A brief history of a bizarre Christmas tradition
A walk through the aisles of a grocery store during the holiday season is always filled with delectable treats centered around various Christmas traditions. One such item that has always intrigued me has been the Yule Log. A log. That you eat. Why in the Charles Dickens would you want to eat a log? Well, it turns out this tradition dates back thousands of years and here’s what it’s all about…
The Yule Log tradition appeared thousands of years ago in ancient Celtic/Scandinavian/Germanic tribes celebrating the Winter Solstice. They would find a giant tree trunk and set it on fire on the winter solstice, the shortest day of the year. This pagan tradition was to celebrate re-birth and these ancient people thought by burning certain types of trees such as elm, oak, beech and cherry trees it would help bring about mystical good luck in the days to come after the solstice.
During the time of these ancient celebrations both December and January were called Guili or “Yule”, and it was when this magical log was burned, one could count on a return of both light and heat from the sun’s rays.

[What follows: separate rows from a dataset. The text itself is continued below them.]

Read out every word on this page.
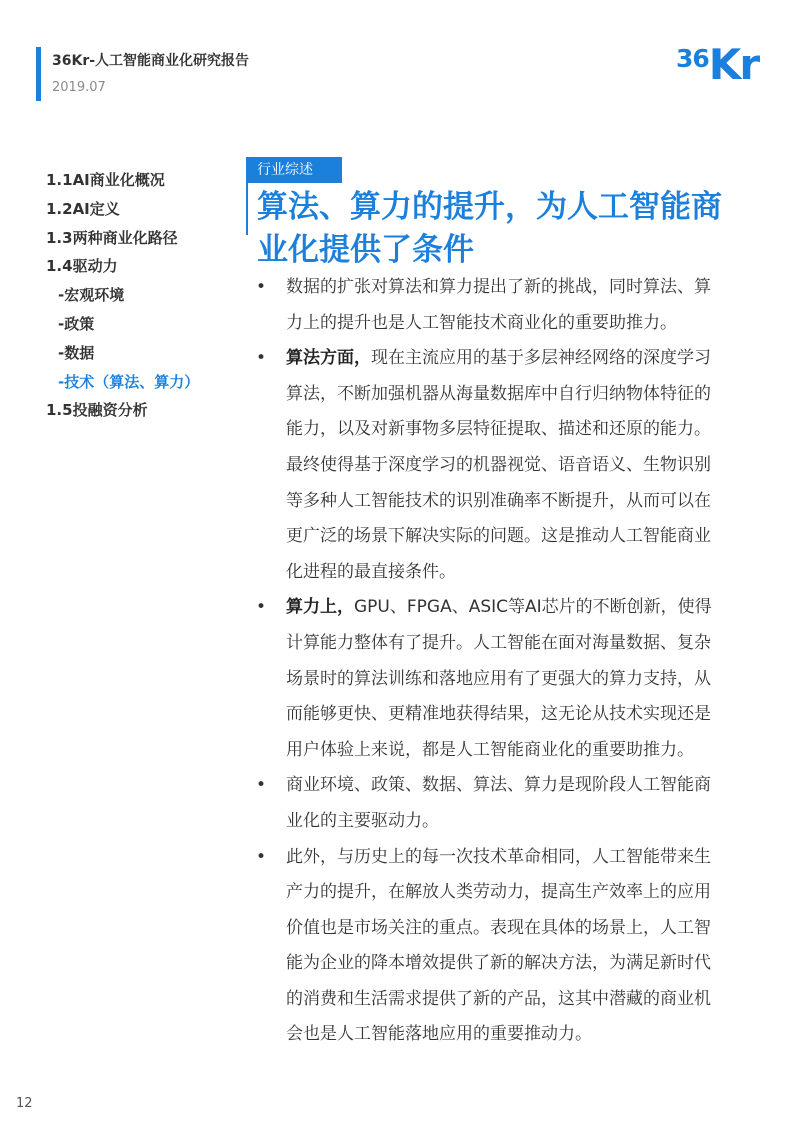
36Kr-人工智能商业化研究报告
2019.07
36Kr
1.1AI商业化概况
1.2AI定义
1.3两种商业化路径
1.4驱动力
-宏观环境
-政策
-数据
-技术（算法、算力）
1.5投融资分析
行业综述
算法、算力的提升，为人工智能商业化提供了条件
•	数据的扩张对算法和算力提出了新的挑战，同时算法、算力上的提升也是人工智能技术商业化的重要助推力。
•	算法方面，现在主流应用的基于多层神经网络的深度学习算法，不断加强机器从海量数据库中自行归纳物体特征的能力，以及对新事物多层特征提取、描述和还原的能力。最终使得基于深度学习的机器视觉、语音语义、生物识别等多种人工智能技术的识别准确率不断提升，从而可以在更广泛的场景下解决实际的问题。这是推动人工智能商业化进程的最直接条件。
•	算力上，GPU、FPGA、ASIC等AI芯片的不断创新，使得计算能力整体有了提升。人工智能在面对海量数据、复杂场景时的算法训练和落地应用有了更强大的算力支持，从而能够更快、更精准地获得结果，这无论从技术实现还是用户体验上来说，都是人工智能商业化的重要助推力。
•	商业环境、政策、数据、算法、算力是现阶段人工智能商业化的主要驱动力。
•	此外，与历史上的每一次技术革命相同，人工智能带来生产力的提升，在解放人类劳动力，提高生产效率上的应用价值也是市场关注的重点。表现在具体的场景上，人工智能为企业的降本增效提供了新的解决方法，为满足新时代的消费和生活需求提供了新的产品，这其中潜藏的商业机会也是人工智能落地应用的重要推动力。
12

Like most pagan traditions, they were quashed when Christianity took over, but then adopted by Christianity to fit into the agenda of the Catholic Church. The Yule Log celebration was no exception and in the 12th century the ceremony became Christian-ified with families hauling home huge logs with the youngest sibling riding it home, who brought good fortune and luck for the coming season. Once home, the medieval families would burn the massive log to bring positive future outcomes for all that were present.
The tradition carried on through the centuries and in the 1800’s the Yule log was recorded in “Christmas Observances” by J.B. Partridge with the following ritual as the proper way to celebrate the Yule Log:
•The Yule log is brought in, and is at once put on the hearth.

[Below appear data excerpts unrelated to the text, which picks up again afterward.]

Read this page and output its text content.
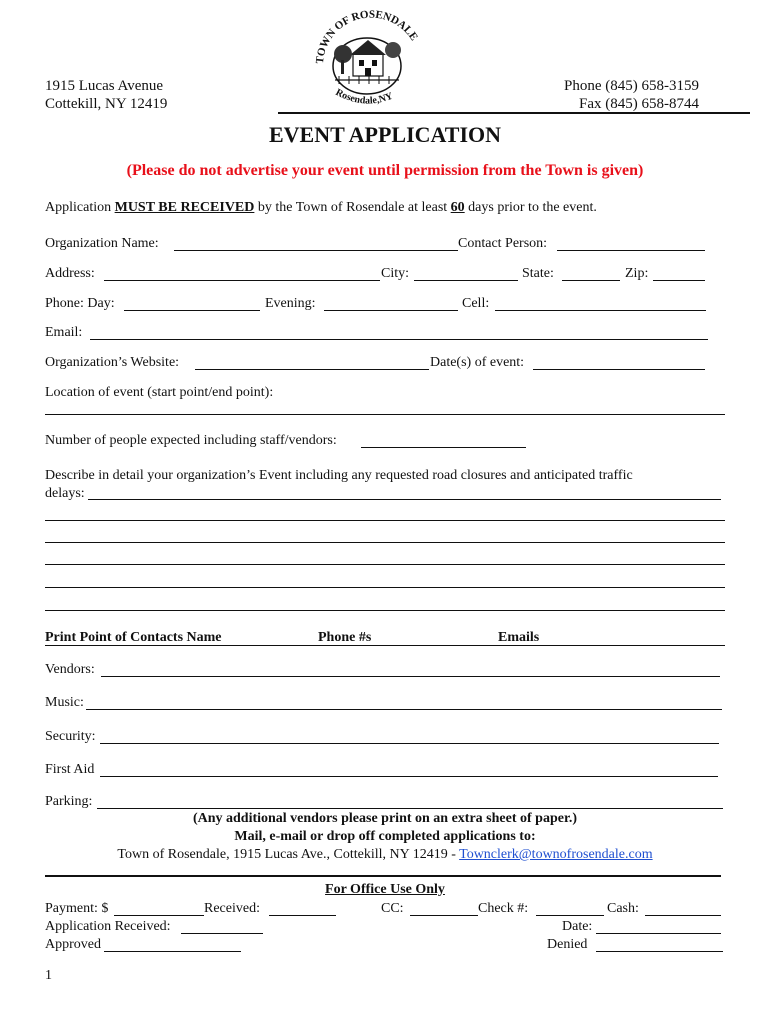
1915 Lucas Avenue
Cottekill, NY 12419
Phone (845) 658-3159
Fax (845) 658-8744
TOWN OF ROSENDALE
Rosendale,NY
EVENT APPLICATION
(Please do not advertise your event until permission from the Town is given)
Application MUST BE RECEIVED by the Town of Rosendale at least 60 days prior to the event.
Organization Name:	Contact Person:
Address:	City:	State:	Zip:
Phone: Day:	Evening:	Cell:
Email:
Organization’s Website:	Date(s) of event:
Location of event (start point/end point):
Number of people expected including staff/vendors:
Describe in detail your organization’s Event including any requested road closures and anticipated traffic
delays:
Print Point of Contacts Name	Phone #s	Emails
Vendors:
Music:
Security:
First Aid
Parking:
(Any additional vendors please print on an extra sheet of paper.)
Mail, e-mail or drop off completed applications to:
Town of Rosendale, 1915 Lucas Ave., Cottekill, NY 12419 - Townclerk@townofrosendale.com
For Office Use Only
Payment: $	Received:	CC:	Check #:	Cash:
Application Received:	Date:
Approved	Denied
1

•It is unlucky to have to light it again after it has once been started, and it ought not go out until it has burned away.
•To sit around the Yule log and tell ghost stories is a great thing to do on this night, also card-playing.
•Just before supper on Christmas Eve while the Yule log is burning, all other lights are put out, and the candles are lighted from the Yule log by the youngest person present. While they are being lighted, all are silent and wish. The wish must not be told, but you see if you get it during the year. As soon as the candles are on the table, silence may be broken. They must be allowed to burn themselves out, and no other lights may be lighted that night.
As time moved on, large log burning fireplaces in the family home gave way to smaller hearths and so the Yule Logs got smaller. Then as we moved into the 20th century, fireplaces were replaced by furnaces and stoves, requiring the tradition to adapt once again. This time a smaller Yule Log was placed on the dinner table and candles places on top of the log surrounded by candies and treats that were handed out on Christmas Eve.
Soon the traditional real wooden table log was replaced by a cake log, which is our current incarnation of this ancient pagan ritual. The cake log is usually covered in chocolate icing and scraped with a fork to resemble the tree bark.
One of the last places to celebrate the real Yule Log was in Quebec so it is no surprise that most Yule Log cakes are produced by Quebec companies such as Vachon, who continue the tradition with their own version of the Yule Log that you see in the grocery store aisles. Both Dairy Queen and Baskin Robbins also offer Yule Logs as ice cream logs that probably should not be lit on fire.
So there you have it, the history of the Yule Log, once an ancient pagan tradition of setting fire to a giant log to worship the sun that has now evolved into a cake you eat and wash down with a glass of egg nog…egg nog…now there’s another story…what is nog?